Ebnath
09.12.2018 - 11:09 Uhr

Grundgebühr am gerechtesten

Die Grundgebühr bleibt Bestandteil der Gebührenbedarfsberechnung für die Abwassereinrichtung der Gemeinde Ebnath. Dies beschließt der Gemeinderat gegen die Stimme von Peter Casper (AWE).

Noch unklar ist die Beleuchtungspflicht bei der Straßenbeleuchtungsanlage im Ortsteil Grünlas, insbesondere in der Kurve der Hauptstraße (Bild) und der Straße in Richtung Zeckenberg (rechts). Bild: Brendel, Hubert (BR)
Noch unklar ist die Beleuchtungspflicht bei der Straßenbeleuchtungsanlage im Ortsteil Grünlas, insbesondere in der Kurve der Hauptstraße (Bild) und der Straße in Richtung Zeckenberg (rechts).

Damit lehnte das Gremium den Antrag in der Bürgerversammlung auf Abschaffung der Grundgebühr ab. Somit bleibt es bei der Abwassergebühr von 1,94 Euro pro Kubikmeter ab 1. Januar kommenden Jahres.

Die Einbeziehung einer gestaffelten Grundgebühr bei der Verwendung von Wasserzählern mit vier festgelegten Durchflussdaten trägt laut Bürgermeister Manfred Kratzer zu einer gewissen Gerechtigkeit bei. Er räumte jedoch ein, dass ein Einpersonenhaushalt mehr belastet werde. Für alle anderen Haushalte werde es günstiger.

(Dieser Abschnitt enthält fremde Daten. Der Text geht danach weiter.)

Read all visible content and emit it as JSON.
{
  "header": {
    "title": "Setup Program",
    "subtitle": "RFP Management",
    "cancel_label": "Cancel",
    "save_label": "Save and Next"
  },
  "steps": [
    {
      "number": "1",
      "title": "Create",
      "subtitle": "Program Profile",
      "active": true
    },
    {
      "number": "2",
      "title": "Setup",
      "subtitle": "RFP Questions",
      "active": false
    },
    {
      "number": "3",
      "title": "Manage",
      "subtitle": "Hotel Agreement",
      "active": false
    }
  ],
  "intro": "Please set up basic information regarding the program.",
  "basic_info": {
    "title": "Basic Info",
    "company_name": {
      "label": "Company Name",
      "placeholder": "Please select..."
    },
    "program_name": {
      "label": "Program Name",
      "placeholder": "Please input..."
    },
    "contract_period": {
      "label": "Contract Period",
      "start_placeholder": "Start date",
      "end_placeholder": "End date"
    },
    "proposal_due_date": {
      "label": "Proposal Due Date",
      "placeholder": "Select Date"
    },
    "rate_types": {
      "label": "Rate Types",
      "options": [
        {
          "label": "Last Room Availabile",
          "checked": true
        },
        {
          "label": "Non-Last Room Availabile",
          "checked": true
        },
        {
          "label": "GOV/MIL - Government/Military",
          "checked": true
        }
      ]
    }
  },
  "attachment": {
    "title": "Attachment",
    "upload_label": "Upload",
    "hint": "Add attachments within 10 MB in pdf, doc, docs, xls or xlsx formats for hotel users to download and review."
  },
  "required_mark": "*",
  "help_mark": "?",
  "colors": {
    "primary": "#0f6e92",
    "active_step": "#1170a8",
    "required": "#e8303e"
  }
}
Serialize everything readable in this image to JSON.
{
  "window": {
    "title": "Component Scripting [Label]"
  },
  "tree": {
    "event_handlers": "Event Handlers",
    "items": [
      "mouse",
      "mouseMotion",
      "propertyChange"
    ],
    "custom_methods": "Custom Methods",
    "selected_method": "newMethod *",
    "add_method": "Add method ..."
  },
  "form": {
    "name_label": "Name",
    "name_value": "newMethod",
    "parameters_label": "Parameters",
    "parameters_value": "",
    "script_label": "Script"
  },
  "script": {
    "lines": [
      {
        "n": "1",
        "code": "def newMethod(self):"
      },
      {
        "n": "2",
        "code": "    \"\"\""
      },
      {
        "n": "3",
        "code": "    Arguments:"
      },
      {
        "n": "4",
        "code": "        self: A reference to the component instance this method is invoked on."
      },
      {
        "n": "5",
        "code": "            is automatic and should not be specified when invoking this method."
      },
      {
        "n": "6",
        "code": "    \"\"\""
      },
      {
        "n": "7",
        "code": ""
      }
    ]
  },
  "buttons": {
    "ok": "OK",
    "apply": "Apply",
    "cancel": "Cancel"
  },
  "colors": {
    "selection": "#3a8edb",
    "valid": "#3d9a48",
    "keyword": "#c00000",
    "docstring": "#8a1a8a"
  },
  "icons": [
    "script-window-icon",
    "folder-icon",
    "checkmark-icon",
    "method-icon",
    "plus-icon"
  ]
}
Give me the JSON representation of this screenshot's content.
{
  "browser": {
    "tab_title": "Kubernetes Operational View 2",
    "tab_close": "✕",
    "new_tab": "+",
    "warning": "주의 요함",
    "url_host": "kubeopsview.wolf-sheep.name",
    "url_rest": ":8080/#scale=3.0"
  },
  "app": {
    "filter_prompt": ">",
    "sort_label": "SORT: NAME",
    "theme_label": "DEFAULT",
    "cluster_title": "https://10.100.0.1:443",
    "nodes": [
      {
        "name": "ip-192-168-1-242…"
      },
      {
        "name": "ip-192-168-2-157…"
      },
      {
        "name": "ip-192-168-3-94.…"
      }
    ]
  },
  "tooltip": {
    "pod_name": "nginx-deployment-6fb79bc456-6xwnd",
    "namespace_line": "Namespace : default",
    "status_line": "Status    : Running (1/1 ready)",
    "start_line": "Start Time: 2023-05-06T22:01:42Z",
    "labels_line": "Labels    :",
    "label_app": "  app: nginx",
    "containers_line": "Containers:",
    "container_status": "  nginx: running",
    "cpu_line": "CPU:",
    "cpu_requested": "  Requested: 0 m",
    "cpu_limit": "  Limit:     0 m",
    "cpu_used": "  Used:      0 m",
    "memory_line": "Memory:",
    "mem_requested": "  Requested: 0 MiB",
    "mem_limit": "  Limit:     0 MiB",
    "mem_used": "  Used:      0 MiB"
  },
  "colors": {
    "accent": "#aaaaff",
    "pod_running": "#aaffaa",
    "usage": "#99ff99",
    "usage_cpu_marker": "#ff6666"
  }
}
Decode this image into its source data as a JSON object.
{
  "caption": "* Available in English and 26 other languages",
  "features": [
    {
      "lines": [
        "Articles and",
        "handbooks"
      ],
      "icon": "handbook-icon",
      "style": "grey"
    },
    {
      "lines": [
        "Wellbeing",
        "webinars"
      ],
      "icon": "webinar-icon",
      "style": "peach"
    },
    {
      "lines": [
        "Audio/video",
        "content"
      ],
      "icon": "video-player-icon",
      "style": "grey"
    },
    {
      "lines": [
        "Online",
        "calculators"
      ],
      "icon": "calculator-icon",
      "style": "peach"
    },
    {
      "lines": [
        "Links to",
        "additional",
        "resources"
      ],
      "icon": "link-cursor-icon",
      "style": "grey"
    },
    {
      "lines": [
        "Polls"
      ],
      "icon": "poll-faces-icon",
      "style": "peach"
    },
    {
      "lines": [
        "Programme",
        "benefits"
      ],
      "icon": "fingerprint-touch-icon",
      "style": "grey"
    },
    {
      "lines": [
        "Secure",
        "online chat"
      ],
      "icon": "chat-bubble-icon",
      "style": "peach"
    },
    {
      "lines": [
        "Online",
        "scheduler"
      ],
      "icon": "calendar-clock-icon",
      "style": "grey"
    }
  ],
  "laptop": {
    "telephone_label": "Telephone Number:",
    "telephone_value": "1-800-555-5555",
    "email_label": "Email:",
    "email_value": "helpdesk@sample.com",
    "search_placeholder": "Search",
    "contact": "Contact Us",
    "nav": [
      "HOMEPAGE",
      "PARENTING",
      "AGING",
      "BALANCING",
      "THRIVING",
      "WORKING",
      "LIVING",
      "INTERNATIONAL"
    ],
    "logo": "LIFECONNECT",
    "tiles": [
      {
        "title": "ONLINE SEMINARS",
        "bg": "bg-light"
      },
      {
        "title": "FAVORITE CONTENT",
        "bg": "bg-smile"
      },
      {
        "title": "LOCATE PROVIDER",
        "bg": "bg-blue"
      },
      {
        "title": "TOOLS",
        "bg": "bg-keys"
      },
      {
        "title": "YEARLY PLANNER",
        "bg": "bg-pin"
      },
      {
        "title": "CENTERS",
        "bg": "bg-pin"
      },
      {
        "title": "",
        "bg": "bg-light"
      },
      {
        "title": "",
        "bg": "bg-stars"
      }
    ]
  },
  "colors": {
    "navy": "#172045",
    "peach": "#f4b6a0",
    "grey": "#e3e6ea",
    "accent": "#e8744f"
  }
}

"Wer viel verbraucht wird belohnt, wer spart, wird bestraft", begründete Peter Casper (AWE) seine ablehnenden Haltung zur Grundgebühr. Als ihr Befürworter verwies CSU-Fraktionssprecher Josef Söllner darauf, dass jeder Haushalt, unabhängig von der Zahl an Personen, die Abwasserinfrastruktur in Anspruch nehme. Bernd Würstl (CSU), der ebenfalls pro Grundgebühr votierte, räumte ein, dass es problematisch sei, eine absolute Gerechtigkeit zu erreichen.

In der Diskussion regte Eberhard Söllner (CSU) an, über eine Absenkung der Grundgebühren nachzudenken. Letztendlich sprach sich das Gremium mehrheitlich für eine Beibehaltung der Grundgebühr aus. Somit war der sich anschließende Tagesordnungspunkt über den Erlass einer Satzung zur Änderung der Beitrags- und Gebührensatzung zur Entwässerungssatzung vom Tisch.

Unterschiedliche Auffassungen gab es im Gremium bei der Klärung einer Beleuchtungspflicht im Ortsteil Grünlas, in der Kurve der Hauptstraße und der Straße Richtung Zeckenberg. Laut dem dort lebenden Michael Sticht (CSU) hat sich aufgrund der Umstellung auf LED-Lampen die Beleuchtung verschlechtert. Wie Bürgermeister Kratzer berichtete, habe eine Nachfrage, unter anderen beim Fachbüro Energievision Franken (EVF) in Bamberg ergeben, dass Kommunen nur innerhalb geschlossener Ortslage zur Beleuchtung von Straßen verpflichtet sind, allerdings lediglich nach ihrer Leistungsfähigkeit. Die einseitige Bebauung im Kurvenbereich der Hauptstraße (Kreisstraße TIR 10) könne nicht als geschlossene Ortslage bezeichnet werden. Zudem sei die Straße in Richtung Zeckenberg wenig frequentiert. Ferner weisen beide Beleuchtungszüge keine direkten Gefahrenquellen auf, welche eine zusätzliche Beleuchtung begründen würden.

Dem wollte sich das Gremium nicht im vollen Umfang anschließen und hatte gegenteilige Argumente parat. Nach eingehender Diskussion beschloss es einstimmig, das Bauamt am Landratsamt Tirschenreuth als Rechtsaufsichtsbehörde in Verbindung mit einem Ortstermin zur Klärung dieser Angelegenheit einzubeziehen.